Mendoza-Londono et al. (2005) described the clinical characterization, molecular analysis, and genetic mapping of a distinct genetic disorder, designated by the acronym CDAGS, which summarizes its most prominent features: 'C' stands for craniosynostosis and clavicular hypoplasia; 'D' stands for delayed closure of the fontanel, cranial defects, and, in some patients, deafness; 'A' stands for anal anomalies, including anterior placement of the anus and imperforate anus; 'G' stands for genitourinary malformations; and 'S' stands for skin eruption, which, in some patients, had been classified as porokeratosis. They identified the CDAGS phenotype in 4 families from different geographic regions and ethnic backgrounds. The families displayed an autosomal recessive pattern of inheritance. The craniofacial component of CDAGS overlapped with some of the features seen in cleidocranial dysplasia (CCD; 119600), an autosomal dominant disorder characterized by hypoplastic or absent clavicles, delayed closure of the cranial sutures and fontanels, dental anomalies, and delayed skeletal development.

One of the families studied by Mendoza-Londono et al. (2005) had been described by Flanagan et al. (1998), who reported coronal craniosynostosis, anal anomalies, and porokeratosis in 2 male sibs. One of the brothers had anterior imperforate anus, and the other had anterior placement of the anus. A third male sib and the parents were phenotypically normal. Flanagan et al. (1998) used the acronym CAP to designate the constellation of findings and suggested autosomal recessive inheritance, although X-linked inheritance or gonadal mosaicism could not be excluded.

Mapping

Mendoza-Londono et al. (2005) isolated DNA from all affected individuals and first-degree relatives and performed a genomewide screen with 400 markers. Analysis of the genotype data yielded a maximum estimated lod score of 2.38 for markers D22S283 and D22S274 on 22q12-q13. Haplotype analysis narrowed the region of interest to a 34-cM interval between D22S1163 and D22S1170.

Molecular Genetics

In affected members of the family originally reported by them, Flanagan et al. (1998) analyzed the FGFR1 (136350), FGFR2 (176943), FGFR3 (134934), and TWIST1 (601622) genes for mutations associated with craniosynostosis; no abnormalities were found.

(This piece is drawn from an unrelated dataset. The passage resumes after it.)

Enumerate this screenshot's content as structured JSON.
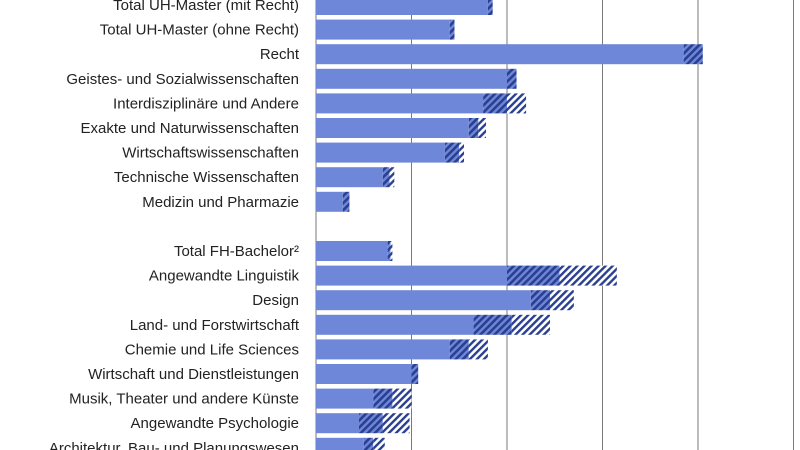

To identify the molecular basis of the CDAGS phenotype, Mendoza-Londono et al. (2005) initially undertook a candidate gene approach. Because CDAGS shares multiple features with CCD, the authors considered RUNX2 (600211) and its coactivator CBFB (121360) as attractive candidates. They examined these and several other candidate genes, screening for mutations by direct sequencing of the coding regions and for microdeletions by fluorescence in situ hybridization, with negative results. Mendoza-Londono et al. (2005) hypothesized that the gene defect in CDAGS causes novel context-dependent dysregulation of multiple signaling pathways, including that of RUNX2, during osteoblast differentiation and craniofacial morphogenesis.